La violence des uns grossit de la lâcheté des autres. L’absence d’unanimité dans l’expression de notre solidarité avec Mila est l’autre versant de ce cas. Ce devait être immédiat, spontané, puissant. Cela n’a pas eu lieu. La vigueur du combat pour la liberté d’expression, de la lutte contre les violences faites aux femmes, contre le sexisme, contre l’homophobie, promettaient un immense appel à soutenir Mila. Las, des esprits ont hésité, chancelé, se sont détournés, divisés quand il faire front pour faire face. On le voit aux propos embarrassés d’une représentante de l’association « Osez le féminisme !» : « [le cas Mila] est un sujet sur lequel on a choisi de ne pas se prononcer […] ce sont des questions extrêmement complexes et délicates »[1]. De même, Caroline De Haas, célèbre activiste du collectif féministe #NousToutes, qui adopte une posture bizarre, en choisissant de dénoncer « la tendance de l’extrême droite à ne se saisir du dossier des violences faites aux femmes que ‘’lorsque ça sert son agenda raciste. […]. Sur les féminicides, les agressions dans le patinage artistique, on n’entend pas les fachos’’»[2].

Dans la même veine, des élus, une ancienne candidate à la présidence de la République, des journalistes, des universitaires, feignent de ne pas comprendre ; ils préfèrent éluder ou mégotent leur soutien à Mila, au risque d’encourager la haine furieuse levée contre elle. Une partie de nos élites, peut-être aussi dans l’appareil d’État, semble prête à céder quelque chose, tandis qu’en cette matière « le commencement est la moitié du tout » (Aristote).

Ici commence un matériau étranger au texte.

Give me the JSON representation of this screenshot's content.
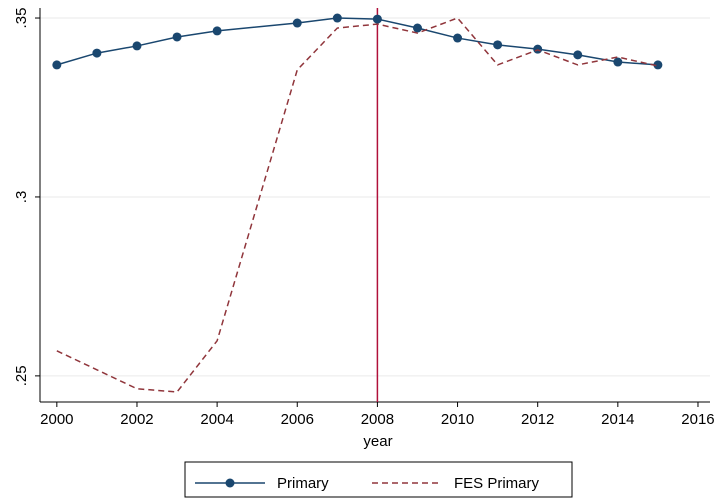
{
  "chart_data": {
    "type": "line",
    "x": [
      2000,
      2001,
      2002,
      2003,
      2004,
      2006,
      2007,
      2008,
      2009,
      2010,
      2011,
      2012,
      2013,
      2014,
      2015
    ],
    "series": [
      {
        "name": "Primary",
        "color": "#1a476f",
        "markers": true,
        "dash": false,
        "values": [
          0.3369,
          0.3402,
          0.3422,
          0.3447,
          0.3464,
          0.3486,
          0.35,
          0.3497,
          0.3472,
          0.3444,
          0.3425,
          0.3413,
          0.3397,
          0.3377,
          0.3369
        ]
      },
      {
        "name": "FES Primary",
        "color": "#90353b",
        "markers": false,
        "dash": true,
        "values": [
          0.257,
          0.2517,
          0.2464,
          0.2455,
          0.2598,
          0.3355,
          0.3472,
          0.3483,
          0.3458,
          0.35,
          0.3369,
          0.3411,
          0.3369,
          0.3391,
          0.3366
        ]
      }
    ],
    "xlabel": "year",
    "xlim": [
      1999.58,
      2016.3
    ],
    "xticks": [
      2000,
      2002,
      2004,
      2006,
      2008,
      2010,
      2012,
      2014,
      2016
    ],
    "ylim": [
      0.2427,
      0.3528
    ],
    "yticks": [
      {
        "value": 0.25,
        "label": ".25"
      },
      {
        "value": 0.3,
        "label": ".3"
      },
      {
        "value": 0.35,
        "label": ".35"
      }
    ],
    "xline": {
      "value": 2008,
      "color": "#b0103a"
    },
    "grid": true,
    "legend": "bottom"
  }
}
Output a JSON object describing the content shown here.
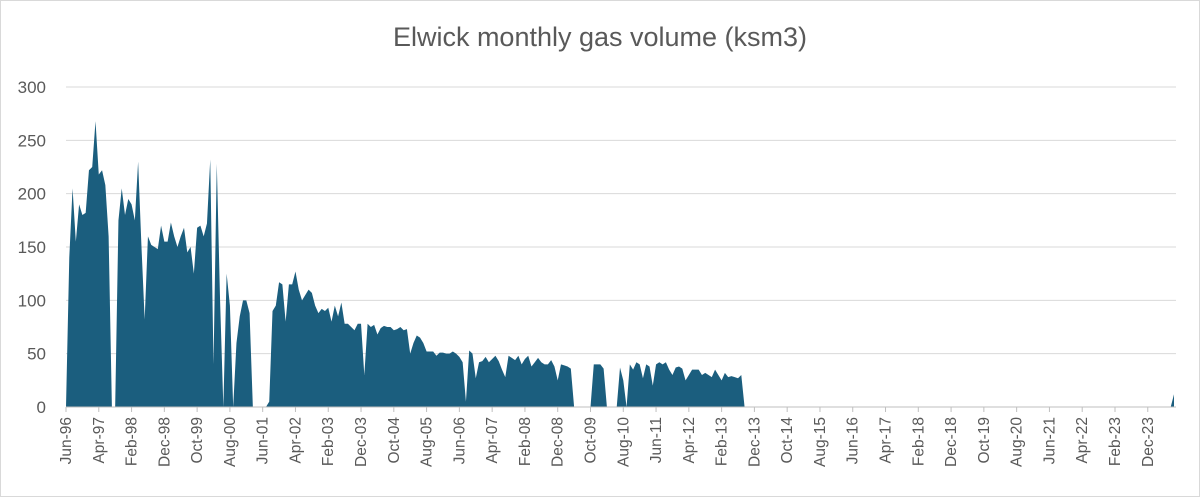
{
  "chart_data": {
    "type": "area",
    "title": "Elwick monthly gas volume (ksm3)",
    "xlabel": "",
    "ylabel": "",
    "ylim": [
      0,
      300
    ],
    "yticks": [
      0,
      50,
      100,
      150,
      200,
      250,
      300
    ],
    "grid": true,
    "legend": "none",
    "color": "#1b5e7e",
    "x_start": "Jun-96",
    "x_end": "Aug-24",
    "x_tick_labels": [
      "Jun-96",
      "Apr-97",
      "Feb-98",
      "Dec-98",
      "Oct-99",
      "Aug-00",
      "Jun-01",
      "Apr-02",
      "Feb-03",
      "Dec-03",
      "Oct-04",
      "Aug-05",
      "Jun-06",
      "Apr-07",
      "Feb-08",
      "Dec-08",
      "Oct-09",
      "Aug-10",
      "Jun-11",
      "Apr-12",
      "Feb-13",
      "Dec-13",
      "Oct-14",
      "Aug-15",
      "Jun-16",
      "Apr-17",
      "Feb-18",
      "Dec-18",
      "Oct-19",
      "Aug-20",
      "Jun-21",
      "Apr-22",
      "Feb-23",
      "Dec-23"
    ],
    "series": [
      {
        "values": [
          0,
          140,
          205,
          155,
          190,
          180,
          182,
          222,
          225,
          268,
          218,
          222,
          208,
          160,
          0,
          0,
          175,
          205,
          180,
          195,
          190,
          175,
          230,
          152,
          82,
          160,
          152,
          150,
          148,
          170,
          155,
          155,
          173,
          160,
          150,
          160,
          168,
          145,
          150,
          125,
          168,
          170,
          160,
          172,
          232,
          40,
          228,
          100,
          0,
          125,
          95,
          0,
          60,
          85,
          100,
          100,
          88,
          0,
          0,
          0,
          0,
          0,
          5,
          90,
          95,
          117,
          115,
          80,
          115,
          115,
          127,
          110,
          100,
          105,
          110,
          107,
          95,
          88,
          92,
          90,
          93,
          80,
          95,
          85,
          98,
          78,
          78,
          75,
          72,
          78,
          78,
          30,
          78,
          75,
          77,
          68,
          74,
          76,
          75,
          75,
          72,
          73,
          75,
          72,
          73,
          50,
          60,
          67,
          65,
          60,
          52,
          52,
          52,
          48,
          51,
          51,
          50,
          50,
          52,
          50,
          47,
          42,
          5,
          53,
          50,
          27,
          42,
          43,
          47,
          42,
          45,
          48,
          43,
          35,
          28,
          48,
          46,
          44,
          48,
          40,
          45,
          48,
          38,
          42,
          46,
          42,
          40,
          40,
          44,
          38,
          25,
          40,
          39,
          38,
          36,
          0,
          0,
          0,
          0,
          0,
          0,
          40,
          40,
          40,
          36,
          0,
          0,
          0,
          0,
          37,
          25,
          0,
          40,
          35,
          42,
          40,
          27,
          40,
          38,
          20,
          40,
          42,
          40,
          42,
          35,
          30,
          37,
          38,
          36,
          25,
          30,
          35,
          35,
          35,
          30,
          32,
          30,
          28,
          35,
          30,
          25,
          32,
          28,
          29,
          28,
          27,
          30,
          0,
          0,
          0,
          0,
          0,
          0,
          0,
          0,
          0,
          0,
          0,
          0,
          0,
          0,
          0,
          0,
          0,
          0,
          0,
          0,
          0,
          0,
          0,
          0,
          0,
          0,
          0,
          0,
          0,
          0,
          0,
          0,
          0,
          0,
          0,
          0,
          0,
          0,
          0,
          0,
          0,
          0,
          0,
          0,
          0,
          0,
          0,
          0,
          0,
          0,
          0,
          0,
          0,
          0,
          0,
          0,
          0,
          0,
          0,
          0,
          0,
          0,
          0,
          0,
          0,
          0,
          0,
          0,
          0,
          0,
          0,
          0,
          0,
          0,
          0,
          0,
          0,
          0,
          0,
          0,
          0,
          0,
          0,
          0,
          0,
          0,
          0,
          0,
          0,
          0,
          0,
          0,
          0,
          0,
          0,
          0,
          0,
          0,
          0,
          0,
          0,
          0,
          0,
          0,
          0,
          0,
          0,
          0,
          0,
          0,
          0,
          0,
          0,
          0,
          0,
          0,
          0,
          0,
          0,
          0,
          0,
          0,
          0,
          0,
          0,
          0,
          0,
          0,
          0,
          0,
          0,
          12
        ]
      }
    ]
  }
}
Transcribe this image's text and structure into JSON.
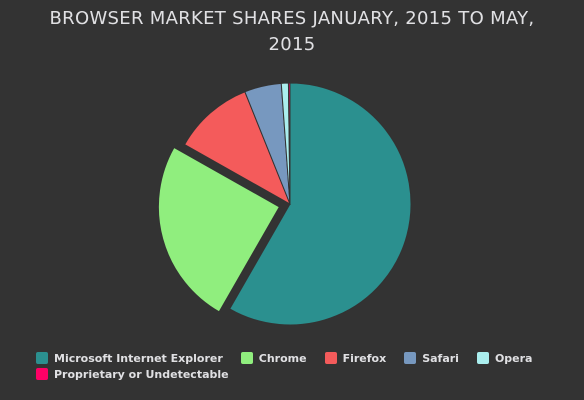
{
  "chart_data": {
    "type": "pie",
    "title": "BROWSER MARKET SHARES JANUARY, 2015 TO MAY, 2015",
    "slices": [
      {
        "name": "Microsoft Internet Explorer",
        "value": 56.33,
        "color": "#2b908f"
      },
      {
        "name": "Chrome",
        "value": 24.03,
        "color": "#90ee7e",
        "sliced": true
      },
      {
        "name": "Firefox",
        "value": 10.38,
        "color": "#f45b5b"
      },
      {
        "name": "Safari",
        "value": 4.77,
        "color": "#7798bf"
      },
      {
        "name": "Opera",
        "value": 0.91,
        "color": "#aaeeee"
      },
      {
        "name": "Proprietary or Undetectable",
        "value": 0.2,
        "color": "#ff0066"
      }
    ],
    "legend_position": "bottom"
  }
}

Ceux qui menacent Mila et ceux qui ne la défendent pas œuvrent ensemble à la corruption de l’ordre démocratique. Par la peur et la violence, ils préparent au retour de fait du blasphème, cette pièce maîtresse d’une culture théologico-politique dont on sait bien qu’elle est strictement incompatible avec la liberté.

[1] Citée par Eugénie Bastié : « L’étrange silence d’une partie des féministes sur l’affaire Mila », Le Figaro, 3 février 2020.

[2] Citée par Sylvain Mouillard : « Affaire Mila : les associations condamnent, sans être entendues », Libération du 7 février 2020.